Seattle Mayor Ed Murray’s announcement last month that he would resign was the definition of news that shocked but didn’t surprise. Murray stepped down in the wake of sexual abuse allegations, which he denies. But the allegations had already led him to announce back in May that he would not seek a second term this fall.
Murray’s problems are unique to him, but for Seattle voters, having a mayor leave office before starting a second term is nothing new. Seattle has churned through a lot of different leaders in recent years. Next month, voters there will elect their fourth new mayor in as many elections.
Why are Seattleites so unhappy with their political leadership? Unemployment is well below 4 percent, with a talent war in the tech sector, and nearly 2,000 people are moving to Seattle a month, making it the fastest-growing big city in the country. The simple explanation for voters’ dissatisfaction is that with growth comes challenges. “Our city is thriving, but it’s also changing rapidly,” says Maggie Humphreys, president of the National Women’s Political Caucus of Washington. “Huge new challenges for transportation and housing and growth management have forced us to have a conversation about where we see ourselves as a city.”

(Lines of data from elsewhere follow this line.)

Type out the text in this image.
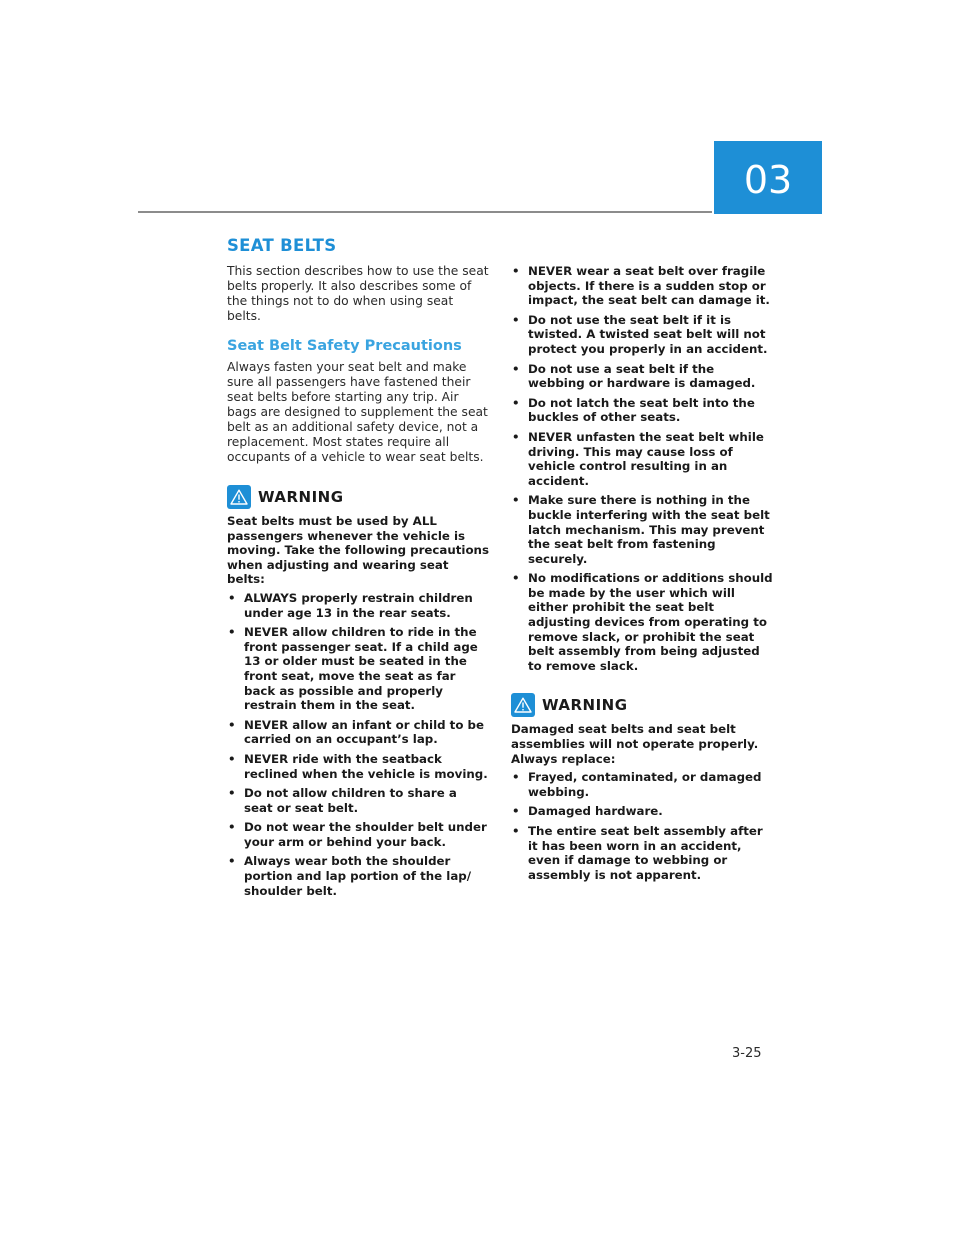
03
SEAT BELTS

This section describes how to use the seat belts properly. It also describes some of the things not to do when using seat belts.

Seat Belt Safety Precautions

Always fasten your seat belt and make sure all passengers have fastened their seat belts before starting any trip. Air bags are designed to supplement the seat belt as an additional safety device, not a replacement. Most states require all occupants of a vehicle to wear seat belts.

WARNING

Seat belts must be used by ALL passengers whenever the vehicle is moving. Take the following precautions when adjusting and wearing seat belts:

• ALWAYS properly restrain children under age 13 in the rear seats.
• NEVER allow children to ride in the front passenger seat. If a child age 13 or older must be seated in the front seat, move the seat as far back as possible and properly restrain them in the seat.
• NEVER allow an infant or child to be carried on an occupant’s lap.
• NEVER ride with the seatback reclined when the vehicle is moving.
• Do not allow children to share a seat or seat belt.
• Do not wear the shoulder belt under your arm or behind your back.
• Always wear both the shoulder portion and lap portion of the lap/ shoulder belt.
• NEVER wear a seat belt over fragile objects. If there is a sudden stop or impact, the seat belt can damage it.
• Do not use the seat belt if it is twisted. A twisted seat belt will not protect you properly in an accident.
• Do not use a seat belt if the webbing or hardware is damaged.
• Do not latch the seat belt into the buckles of other seats.
• NEVER unfasten the seat belt while driving. This may cause loss of vehicle control resulting in an accident.
• Make sure there is nothing in the buckle interfering with the seat belt latch mechanism. This may prevent the seat belt from fastening securely.
• No modifications or additions should be made by the user which will either prohibit the seat belt adjusting devices from operating to remove slack, or prohibit the seat belt assembly from being adjusted to remove slack.
WARNING

Damaged seat belts and seat belt assemblies will not operate properly. Always replace:

• Frayed, contaminated, or damaged webbing.
• Damaged hardware.
• The entire seat belt assembly after it has been worn in an accident, even if damage to webbing or assembly is not apparent.
3-25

The problems of growth are good ones to have, but they can still be unsettling. Take rising home prices. Seattle has led the nation over the past year. House prices were averaging around $500,000 just three years ago; now, they’re well above $700,000. Rents have also shot up nearly 60 percent over the past six years. This rapid price rise has contributed to the city’s serious problems with homelessness.
Then there’s traffic. It has long been a source of complaint in Seattle, but now it’s inescapable with the extra people pouring in each month. “With constant change, we don’t have the continuity in leadership we once had,” says Peter Steinbrueck, a former member of the city council. “The growth dynamic is increasing the division between those who are doing very well and those who are struggling.”
Indeed, glaring income inequality is offending voters in a city with a proud populist tradition, as well as the progressive sensibilities of most of Seattle’s many newcomers, whose loyalties are up for grabs. “We have a very progressive population, and there’s a lot of change all at once,” says Don Blakeney, vice president of the Downtown Seattle Association. “We’re a challenging city to govern.”
Seattle’s mayoral turnover dates back to 1989. Five different mayors have been elected since then. By comparison, Chicago has had two. Seattle’s experience is exceptional, especially given that most big-city mayors will be re-elected this year.
One thing is certain: Seattle is about to elect its first woman mayor since the 1920s. The choice is between former prosecutor Jenny Durkan and activist Cary Moon. One of them may reap the political benefits of presiding over a booming city. “Maybe Jenny Durkan gets elected and stays for 20 years,” says Chris Evans, a former Washington state GOP chair. But then again, maybe not.